Pastor Lawrence Scott kicked off the week’s chapels on Tuesday with a message on reviving authentic Christian justice.

“Those of us who know the mercy and justice of God are best prepared to dispense justice in the right way!” Scott said, as he exhorted students, faculty and staff to be about the godly business of doing and fighting for justice among those who cannot do so for themselves.

On Wednesday, Rofkahr focused on the question, “What does justice have to do with the gospel?” during undergraduate chapel, and during the Mosaic Gathering that day, Mandes spoke on the mission of reconciliation being a foundational part of God’s calling to his people in this world. On the next day, a forum was held that discussed creating “synergy between a focus on justice/reconciliation and making disciples/planting churches.”

EFCA President Kompelien led Trinity’s weekly “Be Free” gathering on Thursday (in which conversations about free churches are held) and set out the EFCA’s hopes for the future.

“Our vision is that we be one, that we work together toward common ministry objectives with shared values and trusting relationships,” Kompelien said.

David Rofkahr

Kompelien then went on to unpack the EFCA’s mission, supported by its foundational values (in which Trinity shares), and invited participants to join them in their work to “shape a culture of transformation—conforming more closely to the person of Jesus—in our leaders, our churches, our ministries, and our people.”

Cachon wrapped up the week with a chapel address on Friday, challenging his hearers to find out what true compassion looks like and to pursue it passionately.

Trinity’s chapels from EFCA Week can be viewed on its YouTube channel.

 
The EFCA is a network of 1,500 evangelical churches across over 50 countries involved in various works, both nationally and internationally. Passionate about developing effective leaders who multiply churches and equip more leaders, the EFCA provides opportunities for people to plug into current efforts such as planting churches, sponsoring kids, helping immigrants, responding to disasters, caring for pastors, gaining professional development, and serving internationally.

The denomination’s stated mission is to glorify God by multiplying transformational churches among all people.
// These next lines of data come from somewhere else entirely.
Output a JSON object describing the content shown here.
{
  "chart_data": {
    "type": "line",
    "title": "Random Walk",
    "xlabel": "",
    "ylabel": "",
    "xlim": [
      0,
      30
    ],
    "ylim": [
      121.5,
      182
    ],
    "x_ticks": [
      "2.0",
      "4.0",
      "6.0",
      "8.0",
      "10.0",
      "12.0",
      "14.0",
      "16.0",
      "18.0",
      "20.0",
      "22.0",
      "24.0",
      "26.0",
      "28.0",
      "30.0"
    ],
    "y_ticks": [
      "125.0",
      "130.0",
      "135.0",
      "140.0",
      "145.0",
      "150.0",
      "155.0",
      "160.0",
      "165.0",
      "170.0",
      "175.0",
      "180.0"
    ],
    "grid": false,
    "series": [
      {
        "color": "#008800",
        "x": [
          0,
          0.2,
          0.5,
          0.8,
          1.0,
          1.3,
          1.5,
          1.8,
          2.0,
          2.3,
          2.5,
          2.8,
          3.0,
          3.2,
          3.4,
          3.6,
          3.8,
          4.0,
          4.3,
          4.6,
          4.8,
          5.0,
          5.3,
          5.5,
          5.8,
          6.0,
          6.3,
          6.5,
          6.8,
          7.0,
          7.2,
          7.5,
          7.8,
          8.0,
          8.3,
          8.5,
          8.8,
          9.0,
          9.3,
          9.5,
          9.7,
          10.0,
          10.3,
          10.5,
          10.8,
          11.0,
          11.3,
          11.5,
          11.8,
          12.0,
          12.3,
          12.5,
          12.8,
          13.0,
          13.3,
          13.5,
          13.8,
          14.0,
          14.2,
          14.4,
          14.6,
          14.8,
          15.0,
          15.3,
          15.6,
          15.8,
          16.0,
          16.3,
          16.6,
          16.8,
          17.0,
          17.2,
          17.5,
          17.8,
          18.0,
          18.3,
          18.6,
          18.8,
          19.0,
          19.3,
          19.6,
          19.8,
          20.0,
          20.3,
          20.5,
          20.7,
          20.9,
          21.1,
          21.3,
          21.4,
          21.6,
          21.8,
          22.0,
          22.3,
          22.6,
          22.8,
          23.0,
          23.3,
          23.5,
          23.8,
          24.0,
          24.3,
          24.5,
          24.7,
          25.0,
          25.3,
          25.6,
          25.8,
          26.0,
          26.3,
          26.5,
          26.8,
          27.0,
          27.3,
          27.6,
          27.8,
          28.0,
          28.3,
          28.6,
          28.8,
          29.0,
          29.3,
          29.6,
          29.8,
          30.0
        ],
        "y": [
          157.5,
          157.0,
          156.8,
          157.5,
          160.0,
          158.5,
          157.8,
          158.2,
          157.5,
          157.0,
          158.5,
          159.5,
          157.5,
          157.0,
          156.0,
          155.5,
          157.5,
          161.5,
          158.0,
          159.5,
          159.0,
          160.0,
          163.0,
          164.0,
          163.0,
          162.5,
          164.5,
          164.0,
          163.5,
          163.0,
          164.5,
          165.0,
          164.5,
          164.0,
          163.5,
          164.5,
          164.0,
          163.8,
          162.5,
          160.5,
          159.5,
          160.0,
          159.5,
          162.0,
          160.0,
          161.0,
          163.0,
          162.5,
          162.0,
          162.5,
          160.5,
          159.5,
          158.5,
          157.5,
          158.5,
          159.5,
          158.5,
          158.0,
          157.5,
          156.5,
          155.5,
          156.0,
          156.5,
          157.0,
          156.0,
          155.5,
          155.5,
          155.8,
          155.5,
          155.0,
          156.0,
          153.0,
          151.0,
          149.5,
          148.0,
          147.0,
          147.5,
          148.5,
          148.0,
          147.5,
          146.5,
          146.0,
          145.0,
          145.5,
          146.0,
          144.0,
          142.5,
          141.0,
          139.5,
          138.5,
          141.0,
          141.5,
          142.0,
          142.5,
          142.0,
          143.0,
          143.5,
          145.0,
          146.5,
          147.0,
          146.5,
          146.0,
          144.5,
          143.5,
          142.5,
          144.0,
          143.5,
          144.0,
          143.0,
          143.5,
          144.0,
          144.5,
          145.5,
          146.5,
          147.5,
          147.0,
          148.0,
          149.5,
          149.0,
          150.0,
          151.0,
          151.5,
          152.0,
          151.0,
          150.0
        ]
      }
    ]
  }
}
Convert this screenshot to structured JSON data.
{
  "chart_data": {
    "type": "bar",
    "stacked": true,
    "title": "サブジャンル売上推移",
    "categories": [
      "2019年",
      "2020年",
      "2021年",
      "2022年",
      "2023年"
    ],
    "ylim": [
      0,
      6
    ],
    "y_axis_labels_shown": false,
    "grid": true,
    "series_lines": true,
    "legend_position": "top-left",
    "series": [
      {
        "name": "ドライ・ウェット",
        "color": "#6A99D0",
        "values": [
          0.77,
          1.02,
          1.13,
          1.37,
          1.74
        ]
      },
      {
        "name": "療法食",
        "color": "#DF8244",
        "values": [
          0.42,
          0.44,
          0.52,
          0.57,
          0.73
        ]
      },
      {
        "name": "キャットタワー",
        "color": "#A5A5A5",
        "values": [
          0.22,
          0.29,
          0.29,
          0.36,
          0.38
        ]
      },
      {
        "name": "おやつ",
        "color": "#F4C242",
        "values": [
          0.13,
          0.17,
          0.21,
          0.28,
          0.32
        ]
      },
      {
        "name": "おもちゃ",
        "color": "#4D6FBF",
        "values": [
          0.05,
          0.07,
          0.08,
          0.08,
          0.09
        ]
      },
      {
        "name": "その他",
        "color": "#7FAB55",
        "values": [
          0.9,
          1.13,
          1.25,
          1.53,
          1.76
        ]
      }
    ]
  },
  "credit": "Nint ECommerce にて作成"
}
Trinity’s affiliation with the EFCA dates back to 1897. Since the beginning of their partnership, they have worked together in their shared passion to grow God’s kingdom and to see students strive towards a common vision of where they best fit in service to Christ.

An EFCA booth was placed outside of Hawkins Dining Services where students could collect brochures, informational cards, mini booklets, and sign-up to receive more information about the EFCA. The additional material advertised different internships, ministries, conferences, and opportunities in which students could get involved.

Lawrence Scott

Among other opportunities for students, Trinity partners with the EFCA’s Challenge Conference to assist with logistics on the mission outings, lead group sessions that reflect on conference messages, and pray with students in attendance. This provides a space for attendees to learn, play and grow, and cultivates an environment where lifelong relationships are made.

The five-day conference for junior and senior high school students challenges and equips them to lean into their daily mission to embody God’s love in all circumstances. This year’s 2018 theme is for students to make “Bold Moves” as followers of Christ—whether that be as witnesses of the gospel, worshiping him in spirit and truth, knowing the facts of the faith better, or seeking true healing in a hurting world.